Trois ans plus tard, sur Canal +, un humoriste grand guignol crée « Le Vrai journal », mélange de gaudrioles et d’info, de reportages avec et sans trucages, et qui se pique d’entretiens en tête-à-tête avec des politiques. Karl Zéro tutoie d’emblée ses invités, « cherchant à reproduire la connivence entre politiques et journalistes spécialisés » sans véritablement instaurer un débat politique. « Les politiques attendent de pouvoir parler d’une façon normale aux gens » , dira l’animateur sur le plateau d’« Arrêt sur images », de Daniel Schneidermann.

Après un glissement progressif des personnalités politiques dans un registre qui n’est pas le leur, le mouvement devient irréversible, au diapason des chutes d’audiences des pures émissions politiques. Hormis toutefois le temps des campagnes présidentielles, qui, renvoyant à la quête d’un candidat de rêve, ou au duel des vainqueurs entre les deux tours, se prête idéalement aux exigences télégéniques.

Dans la foulée de Karl Zéro, ce qu’on appelle l’infotainment, conjuguant info et divertissement, va s’imposer.
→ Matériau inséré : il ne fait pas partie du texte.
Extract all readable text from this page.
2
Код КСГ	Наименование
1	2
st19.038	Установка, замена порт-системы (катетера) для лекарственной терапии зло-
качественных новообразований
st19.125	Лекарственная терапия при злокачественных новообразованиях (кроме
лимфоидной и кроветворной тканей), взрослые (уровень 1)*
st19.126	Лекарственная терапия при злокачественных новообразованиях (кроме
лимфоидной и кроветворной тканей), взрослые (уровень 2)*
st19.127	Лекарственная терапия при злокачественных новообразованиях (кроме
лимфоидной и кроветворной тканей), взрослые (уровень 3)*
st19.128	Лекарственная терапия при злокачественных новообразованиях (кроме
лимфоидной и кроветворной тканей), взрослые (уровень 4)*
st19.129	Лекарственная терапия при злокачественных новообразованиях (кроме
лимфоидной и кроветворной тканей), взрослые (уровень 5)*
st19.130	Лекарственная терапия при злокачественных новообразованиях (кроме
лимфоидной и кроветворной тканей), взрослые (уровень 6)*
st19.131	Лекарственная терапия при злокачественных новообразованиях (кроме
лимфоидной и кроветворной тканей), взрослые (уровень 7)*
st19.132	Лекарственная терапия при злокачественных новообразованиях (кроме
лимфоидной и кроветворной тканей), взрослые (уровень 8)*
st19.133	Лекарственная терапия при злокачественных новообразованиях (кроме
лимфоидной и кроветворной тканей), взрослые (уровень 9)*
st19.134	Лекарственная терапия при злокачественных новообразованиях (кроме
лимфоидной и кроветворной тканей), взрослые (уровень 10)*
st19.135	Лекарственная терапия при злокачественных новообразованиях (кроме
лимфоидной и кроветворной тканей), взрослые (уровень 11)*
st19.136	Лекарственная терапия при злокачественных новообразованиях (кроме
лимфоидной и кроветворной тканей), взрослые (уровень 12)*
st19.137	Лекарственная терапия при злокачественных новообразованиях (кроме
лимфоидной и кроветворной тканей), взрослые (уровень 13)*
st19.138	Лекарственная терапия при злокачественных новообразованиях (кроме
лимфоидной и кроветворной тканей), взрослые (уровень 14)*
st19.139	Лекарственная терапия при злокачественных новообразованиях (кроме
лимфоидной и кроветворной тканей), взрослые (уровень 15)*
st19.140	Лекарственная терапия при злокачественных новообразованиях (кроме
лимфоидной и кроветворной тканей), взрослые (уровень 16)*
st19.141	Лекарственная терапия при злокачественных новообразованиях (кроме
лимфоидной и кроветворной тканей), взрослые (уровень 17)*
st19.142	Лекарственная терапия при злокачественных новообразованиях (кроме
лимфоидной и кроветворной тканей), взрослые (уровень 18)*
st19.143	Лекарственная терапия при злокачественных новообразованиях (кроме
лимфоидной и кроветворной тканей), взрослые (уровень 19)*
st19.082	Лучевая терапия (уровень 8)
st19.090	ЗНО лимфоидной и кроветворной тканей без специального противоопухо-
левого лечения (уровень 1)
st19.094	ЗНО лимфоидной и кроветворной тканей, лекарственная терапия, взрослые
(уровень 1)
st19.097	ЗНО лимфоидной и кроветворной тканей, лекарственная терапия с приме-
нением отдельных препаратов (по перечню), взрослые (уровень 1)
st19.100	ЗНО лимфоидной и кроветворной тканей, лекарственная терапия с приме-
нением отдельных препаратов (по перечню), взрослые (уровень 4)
Revenu sur France 2, Thierry Ardisson inaugure en 1998 « Tout le monde en parle », rebond sur l’actu tous azimuts. Se mêlent artistes, branchés branchouilles, comédiens, chanteurs et politiques. Christine Boutin et Noël Mamère, Daniel Cohn-Bendit et Robert Hue, Jack Lang et Arlette Laguiller sont parmi les premiers à se frotter à la mêlée.
En 2001, Thierry Ardisson reçoit Michel Rocard. L’ancien Premier ministre débat longuement sur l’économie avant de répondre à l’« interview alerte rose », une question crue qui fera autant marrer que scandale : « Est-ce que sucer, c’est tromper ? » Michel Rocard ne se démonte pas, et répond par un « non » franc et massif.

Une autre personnalité occupe l’écran depuis sept lustres et va bientôt capitaliser la somme des politiques : Michel Drucker. Comme « Tout le monde en parle », « Vivement dimanche » s’ouvre en septembre 1998. Avec ceci de particulier que l’invité est seul tout un dimanche après-midi. À lui la part belle pour évoquer son parcours, ses amis, ses emmerdes, inviter ses proches. Pas de débat ni de questions embarrassantes. Effet de sympathie garanti. Ce sont d’abord les cadors de la chanson et du cinéma qui occupent le canapé rouge de Drucker, puis le journaliste animateur invite une personnalité politique une fois par mois. De Daniel Cohn-Bendit à Nicolas Sarkozy ou François Bayrou. À chaque fois, l’invité enregistre une audience inédite : entre 3 et 5 millions de téléspectateurs.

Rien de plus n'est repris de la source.